By many people's standards I would probably be an expert on a lot of things related to Linux. However, I'm pretty sure there are tons of cool tips and tricks that I've missed and which would be too annoyingly scattered around the net to be found easily. I've got a list of things here and finding books for these would be cool:
Advanced usage of the shell (not talking about shell scripting) and using some of the more esoteric binaries that one can find in /bin and /usr/bin? I.e. why are they useful can I use them to make some tasks easier? For example, I don't think I've ever ran any of the following standard binaries:
cut, readlink, fmt, tee
mingetty and most things related to tty's is something I've never bothered to look into. Like how would I configure a serial console etc. I'm looking for a source with everything useful I might need about tty's.

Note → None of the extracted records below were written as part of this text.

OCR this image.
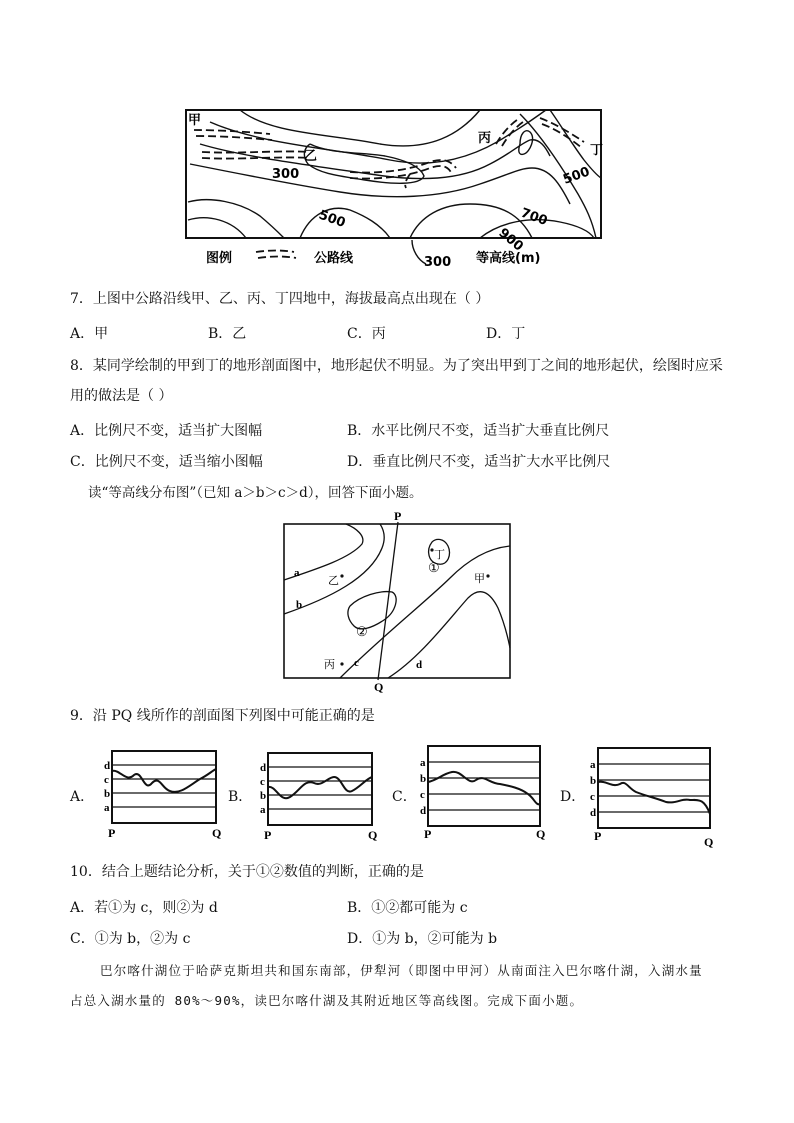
甲
乙
丙
丁
300
500
500
700
900
图例	公路线	300 等高线(m)
7．上图中公路沿线甲、乙、丙、丁四地中，海拔最高点出现在（ ）
A．甲	B．乙	C．丙	D．丁
8．某同学绘制的甲到丁的地形剖面图中，地形起伏不明显。为了突出甲到丁之间的地形起伏，绘图时应采
用的做法是（ ）
A．比例尺不变，适当扩大图幅	B．水平比例尺不变，适当扩大垂直比例尺
C．比例尺不变，适当缩小图幅	D．垂直比例尺不变，适当扩大水平比例尺
读“等高线分布图”（已知 a＞b＞c＞d），回答下面小题。
P
Q
a
b
c	d
乙	甲
丙
丁
①
②
9．沿 PQ 线所作的剖面图下列图中可能正确的是
A．	B．	C．	D．
d
c
b
a
P	Q
d
c
b
a
P	Q
a
b
c
d
P	Q
a
b
c
d
P	Q
10．结合上题结论分析，关于①②数值的判断，正确的是
A．若①为 c，则②为 d	B．①②都可能为 c
C．①为 b，②为 c	D．①为 b，②可能为 b
巴尔喀什湖位于哈萨克斯坦共和国东南部，伊犁河（即图中甲河）从南面注入巴尔喀什湖，入湖水量
占总入湖水量的 80%～90%，读巴尔喀什湖及其附近地区等高线图。完成下面小题。
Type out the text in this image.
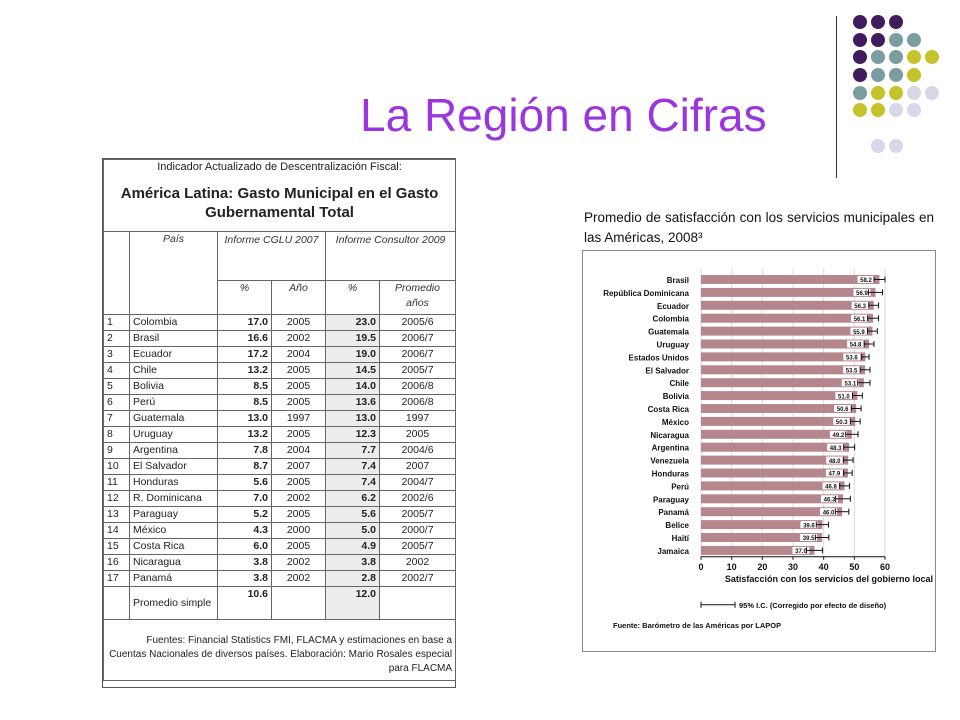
La Región en Cifras
Indicador Actualizado de Descentralización Fiscal:					
América Latina: Gasto Municipal en el Gasto Gubernamental Total					
	País	Informe CGLU 2007		Informe Consultor 2009	
		%	Año	%	Promedio años
1	Colombia	17.0	2005	23.0	2005/6
2	Brasil	16.6	2002	19.5	2006/7
3	Ecuador	17.2	2004	19.0	2006/7
4	Chile	13.2	2005	14.5	2005/7
5	Bolivia	8.5	2005	14.0	2006/8
6	Perú	8.5	2005	13.6	2006/8
7	Guatemala	13.0	1997	13.0	1997
8	Uruguay	13.2	2005	12.3	2005
9	Argentina	7.8	2004	7.7	2004/6
10	El Salvador	8.7	2007	7.4	2007
11	Honduras	5.6	2005	7.4	2004/7
12	R. Dominicana	7.0	2002	6.2	2002/6
13	Paraguay	5.2	2005	5.6	2005/7
14	México	4.3	2000	5.0	2000/7
15	Costa Rica	6.0	2005	4.9	2005/7
16	Nicaragua	3.8	2002	3.8	2002
17	Panamá	3.8	2002	2.8	2002/7
	Promedio simple	10.6		12.0	
Fuentes: Financial Statistics FMI, FLACMA y estimaciones en base a Cuentas Nacionales de diversos países. Elaboración: Mario Rosales especial para FLACMA					
Promedio de satisfacción con los servicios municipales en las Américas, 2008³
Brasil	58.2
República Dominicana	56.9
Ecuador	56.3
Colombia	56.1
Guatemala	55.9
Uruguay	54.8
Estados Unidos	53.6
El Salvador	53.5
Chile	53.1
Bolivia	51.0
Costa Rica	50.6
México	50.3
Nicaragua	49.2
Argentina	48.3
Venezuela	48.0
Honduras	47.9
Perú	46.8
Paraguay	46.3
Panamá	46.0
Belice	39.6
Haití	39.5
Jamaica	37.0
0	10 20 30 40 50 60
Satisfacción con los servicios del gobierno local
95% I.C. (Corregido por efecto de diseño)
Fuente: Barómetro de las Américas por LAPOP
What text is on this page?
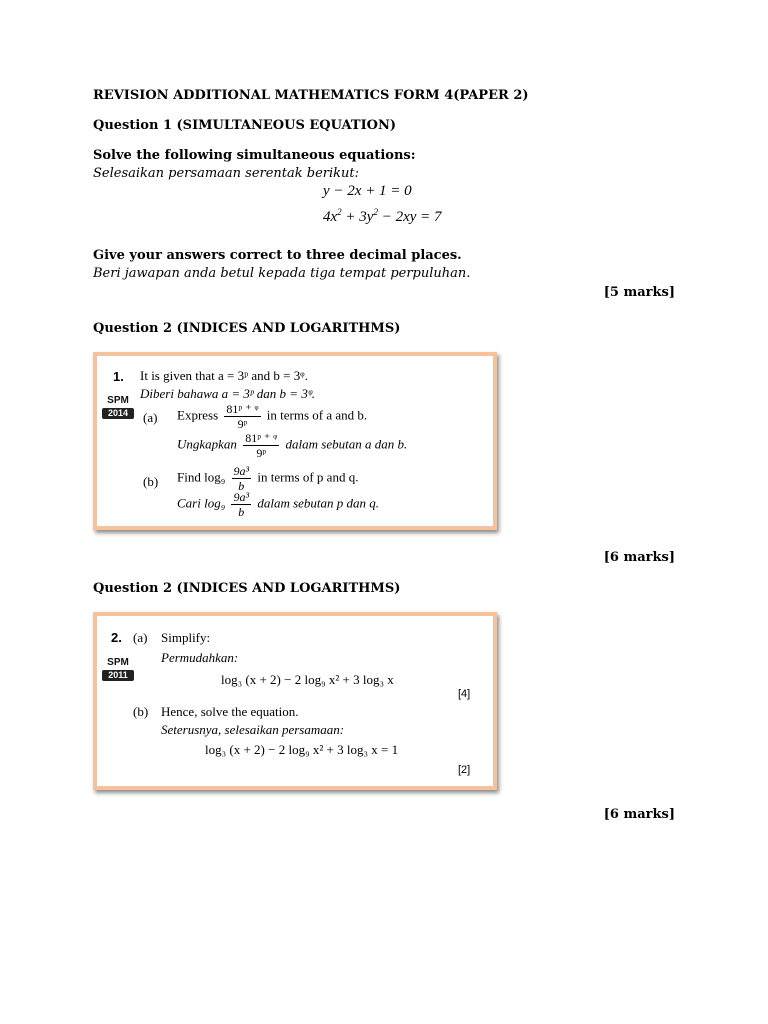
REVISION ADDITIONAL MATHEMATICS FORM 4(PAPER 2)
Question 1 (SIMULTANEOUS EQUATION)
Solve the following simultaneous equations:
Selesaikan persamaan serentak berikut:
y − 2x + 1 = 0
$4x^2 + 3y^2 - 2xy = 7$
Give your answers correct to three decimal places.
Beri jawapan anda betul kepada tiga tempat perpuluhan.
[5 marks]
Question 2 (INDICES AND LOGARITHMS)
1.
SPM
2014
It is given that a = 3ᵖ and b = 3ᵠ.
Diberi bahawa a = 3ᵖ dan b = 3ᵠ.
(a) Express $\frac{\text{81ᵖ ⁺ ᵠ}}{\text{9ᵖ}}$ in terms of a and b.
Ungkapkan $\frac{\text{81ᵖ ⁺ ᵠ}}{\text{9ᵖ}}$ dalam sebutan a dan b.
(b) Find $\log_9 \frac{\text{9a³}}{b}$ in terms of p and q.
Cari $\log_9 \frac{\text{9a³}}{b}$ dalam sebutan p dan q.
[6 marks]
Question 2 (INDICES AND LOGARITHMS)
2.
SPM
2011
(a) Simplify:
Permudahkan:
log₃ (x + 2) − 2 log₉ x² + 3 log₃ x
[4]
(b) Hence, solve the equation.
Seterusnya, selesaikan persamaan:
log₃ (x + 2) − 2 log₉ x² + 3 log₃ x = 1
[2]
[6 marks]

Since I mainly use Linux for my own tasks as I work in academia, I would not mind to study things that senior enterprise UNIX admins have to deal with. Although, I know I won't actually able to learn this properly, since I won't be able to get the hands on experience. I have around 10 old computers in one big pile in my garage and they should work, so they could be used to tinker with fun things like the following:
Clustering: Both high-availability as well as scientific computation.
How storage is handled in enterprise networks.
Virtualization technologies: Both VMs for running stuff on them as well as storage.
Cloud computing platforms like OpenStack. (yes, this overlaps heavily with previous point)
I'm also interested in learning how things like authentication and user management is dealt with in larger organizations. What pieces are typically used and how does it glue together.
This would probably work best as a community wiki, so I'm essentially looking at lists of good resources from people that actually work with this stuff and know what they are doing (i.e. have real-world experience with this stuff in larger environments... I mean I can google stuff too, but not filter the most relevant results based on experience).
EDIT: I'm a mathematician/cryptographer/computer scientist... and I've sort of realized that working with low-level mathematical building blocks of stuff used in enterprise security, I'm very ignorant about how things are actually used in practice.